Restricted by extremely limited mobility, Bourgault stopped doing a lot of things that he loved, including making music. That is, until last year, when he realized something had to change. He slowly taught himself how to take the music he’d written on paper over the years and compose it on a computer (using two hands to stabilize the mouse). From there, he began writing with varied inspiration from Motown, blues rock, and jazz piano ballads. Be Kind is his first album in over a decade.

The album matches soulful vocals with sweet harmonies reminiscent of Motown and tells stories of love lost, breaking societal norms, and reflecting on life through jazz piano ballads and funk-infused guitar tracks that take listeners back in time. With the help of engineer/co-producer Marc Benning and a group of noted musicians, the album was recorded live on tape at Hideaway Studios.

Leftover Salmon’s Erik Deutsch offered to travel from his home in Brooklyn to add keys to the project. Guitarist Dan Schwindt of Kyle Hollingsworth Band took on guitar duties as Bourgault can no longer handle the task, and one of Denver’s most in-demand drummer, Carl Sorensen (Dragondeer, Chimney Choir, In Planes), completed the rhythm section. The horns were led by sax legend Dwight Bement (Gary Puckett & The Union Gap Band, Frank Zappa’s Blackouts), who arranged the horn parts and brought on a trumpet player, Chris Lawson. Bourgault handled lead vocals and Kim Dawson (The Pimps of Joytime) and Tanya Shylock (formerly with The Motet) provide backing vocals.
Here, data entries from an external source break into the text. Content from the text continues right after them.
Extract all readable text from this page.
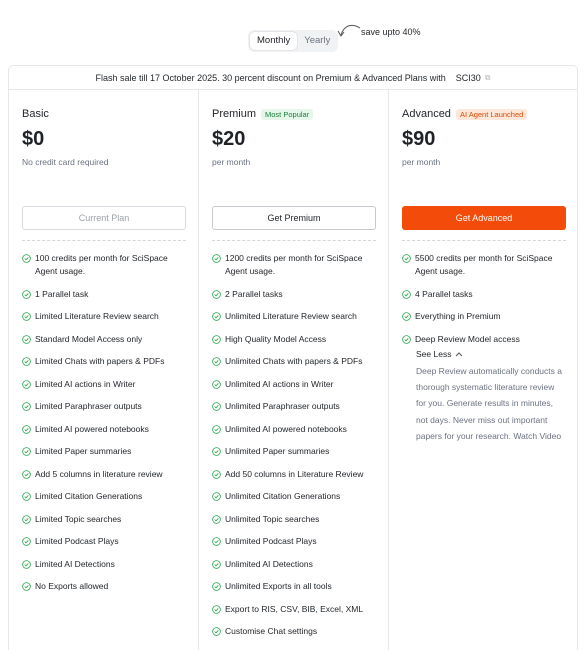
Monthly	Yearly
save upto 40%
Flash sale till 17 October 2025. 30 percent discount on Premium & Advanced Plans with SCI30 ⧉
Basic
$0
No credit card required
Current Plan
100 credits per month for SciSpace Agent usage.
1 Parallel task
Limited Literature Review search
Standard Model Access only
Limited Chats with papers & PDFs
Limited AI actions in Writer
Limited Paraphraser outputs
Limited AI powered notebooks
Limited Paper summaries
Add 5 columns in literature review
Limited Citation Generations
Limited Topic searches
Limited Podcast Plays
Limited AI Detections
No Exports allowed
Premium	Most Popular
$20
per month
Get Premium
1200 credits per month for SciSpace Agent usage.
2 Parallel tasks
Unlimited Literature Review search
High Quality Model Access
Unlimited Chats with papers & PDFs
Unlimited AI actions in Writer
Unlimited Paraphraser outputs
Unlimited AI powered notebooks
Unlimited Paper summaries
Add 50 columns in Literature Review
Unlimited Citation Generations
Unlimited Topic searches
Unlimited Podcast Plays
Unlimited AI Detections
Unlimited Exports in all tools
Export to RIS, CSV, BIB, Excel, XML
Customise Chat settings
Advanced	AI Agent Launched
$90
per month
Get Advanced
5500 credits per month for SciSpace Agent usage.
4 Parallel tasks
Everything in Premium
Deep Review Model access
See Less
Deep Review automatically conducts a thorough systematic literature review for you. Generate results in minutes, not days. Never miss out important papers for your research. Watch Video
Twelve songs were recorded in three days in what Bourgault called an “old soul rendering of new music,” connecting his creative energy with a group of talented players. “Be Kind isn’t a concept record, it’s a life record,” said a statement issued with the record. “Honest lyrics expose vulnerability, the fear of not being wanted, of only being seen for your limitations. But ultimately, the message of the album is a simple one, which Bourgault sings on the title track: “Above all else, above all of the shit, be kind.”